In an interview last week, a reporter asked me a question that I am often called to answer. “How do you describe who you are? Do people know you as a folk musician? As singer-songwriter? An educator? Or what?” It’s a question that I’ve been forced to answer many times over these 40+ years, and as a close friend recently pointed out, “I’m not sure your fans really know all that you do.”

To that end, I thought that I would share in these next few email visits the range of my various passions that have come to define what I call a career.

Most of you know me as a folk performer and singer-songwriter, and that is the lens through which I entered this world of art and expression. I learned to play guitar when I was 20 years old when a girlfriend challenged me to learn two chords. I had already been singing since I was three years old in the living room with my mom and sister, at church, and at school choirs. The seeds of my love of folk songs began in 2ndgrade when Charlotte Churn, my teacher, introduced us to the music of Woody Guthrie, Pete Seeger, and a young singer named Bob Dylan. How was I to know then that years later I would become friends with Pete and Toshi Seeger, Tom Paxton, and inspired by the work of Bernice Johnson Reagon, Harry Belafonte, and James TaylorI would be traveling the world over singing songs and telling stories in concert halls, at festivals, and to audiences of every background imaginable?

One of my favorite memories happened two years ago in Cologne, Germany.

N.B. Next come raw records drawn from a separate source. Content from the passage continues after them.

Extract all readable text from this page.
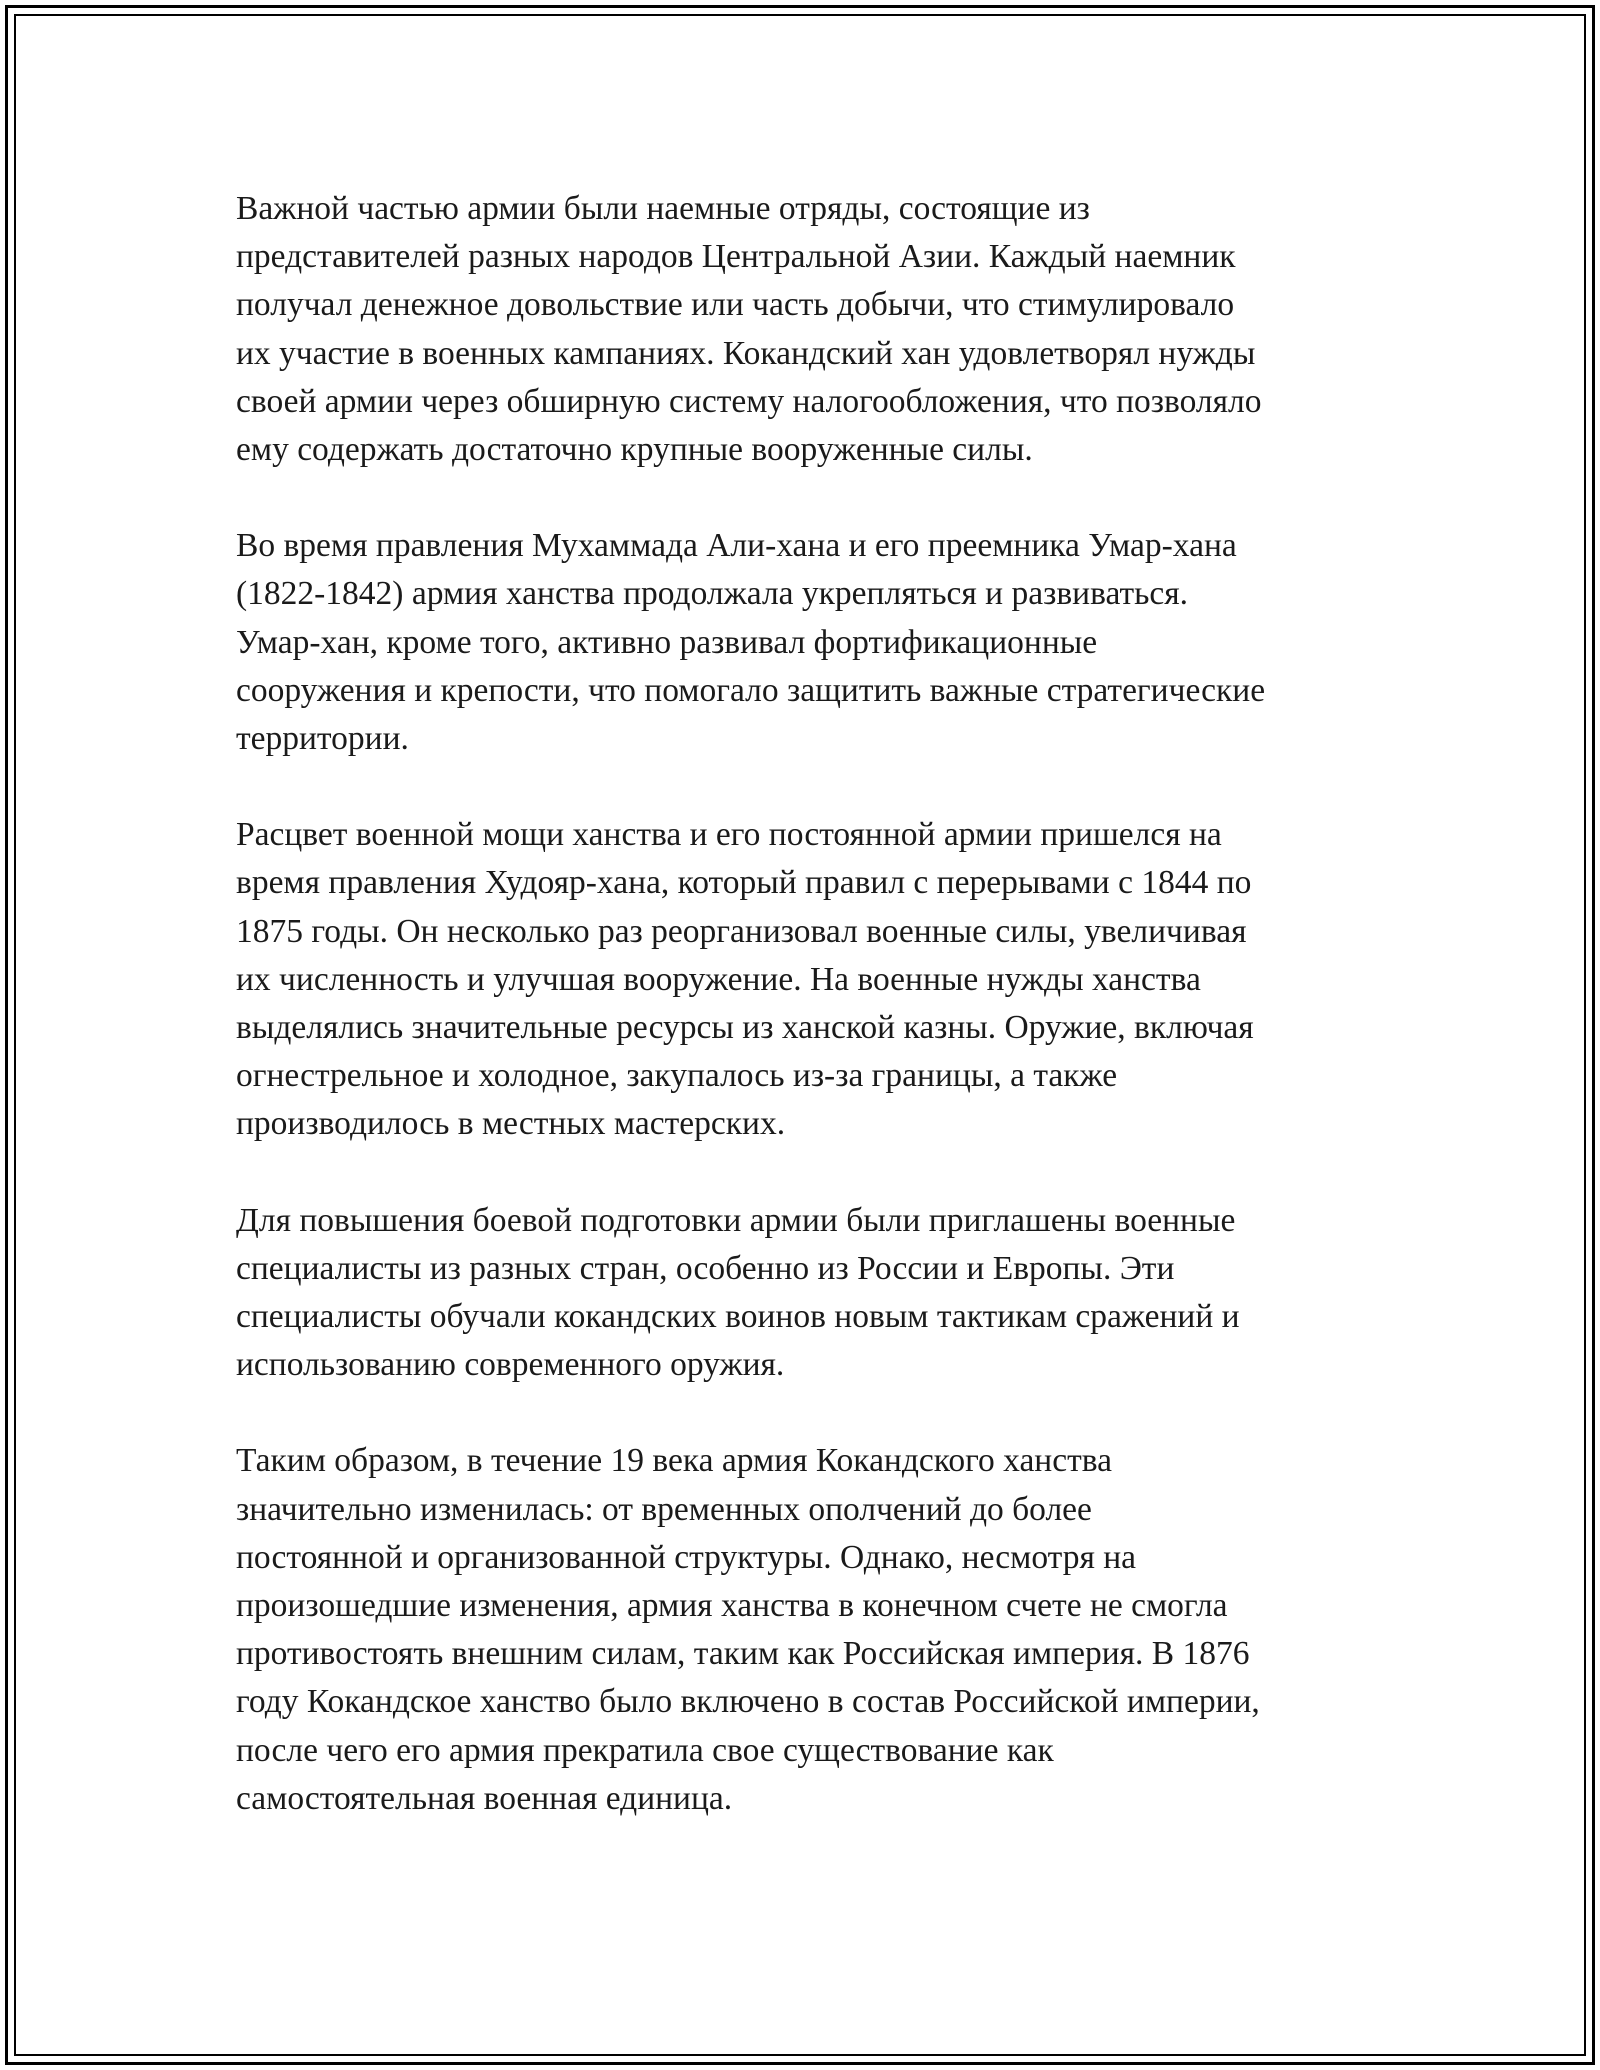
Важной частью армии были наемные отряды, состоящие из
представителей разных народов Центральной Азии. Каждый наемник
получал денежное довольствие или часть добычи, что стимулировало
их участие в военных кампаниях. Кокандский хан удовлетворял нужды
своей армии через обширную систему налогообложения, что позволяло
ему содержать достаточно крупные вооруженные силы.

Во время правления Мухаммада Али-хана и его преемника Умар-хана
(1822-1842) армия ханства продолжала укрепляться и развиваться.
Умар-хан, кроме того, активно развивал фортификационные
сооружения и крепости, что помогало защитить важные стратегические
территории.

Расцвет военной мощи ханства и его постоянной армии пришелся на
время правления Худояр-хана, который правил с перерывами с 1844 по
1875 годы. Он несколько раз реорганизовал военные силы, увеличивая
их численность и улучшая вооружение. На военные нужды ханства
выделялись значительные ресурсы из ханской казны. Оружие, включая
огнестрельное и холодное, закупалось из-за границы, а также
производилось в местных мастерских.

Для повышения боевой подготовки армии были приглашены военные
специалисты из разных стран, особенно из России и Европы. Эти
специалисты обучали кокандских воинов новым тактикам сражений и
использованию современного оружия.

Таким образом, в течение 19 века армия Кокандского ханства
значительно изменилась: от временных ополчений до более
постоянной и организованной структуры. Однако, несмотря на
произошедшие изменения, армия ханства в конечном счете не смогла
противостоять внешним силам, таким как Российская империя. В 1876
году Кокандское ханство было включено в состав Российской империи,
после чего его армия прекратила свое существование как
самостоятельная военная единица.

I stood on stage in a beautiful theater leading an audience of 1,000 Germans in singing Pete Seeger’s song Rainbow Race. If this journey has taught me anything, it is that music transcends barriers and unites people, and makes change and trust possible. Listening to their voices rise up, I knew that the choice of making music my life was important not only for me, but for the world.

It’s the same feeling that I had this week when I led 200 children in song at a school in Maryland. But that’s a story for the next installment. Until then, think about a special moment that music has created in your life and share that thought with a friend on your way to a music event in your area. Music will only heal the world if we share it with each other.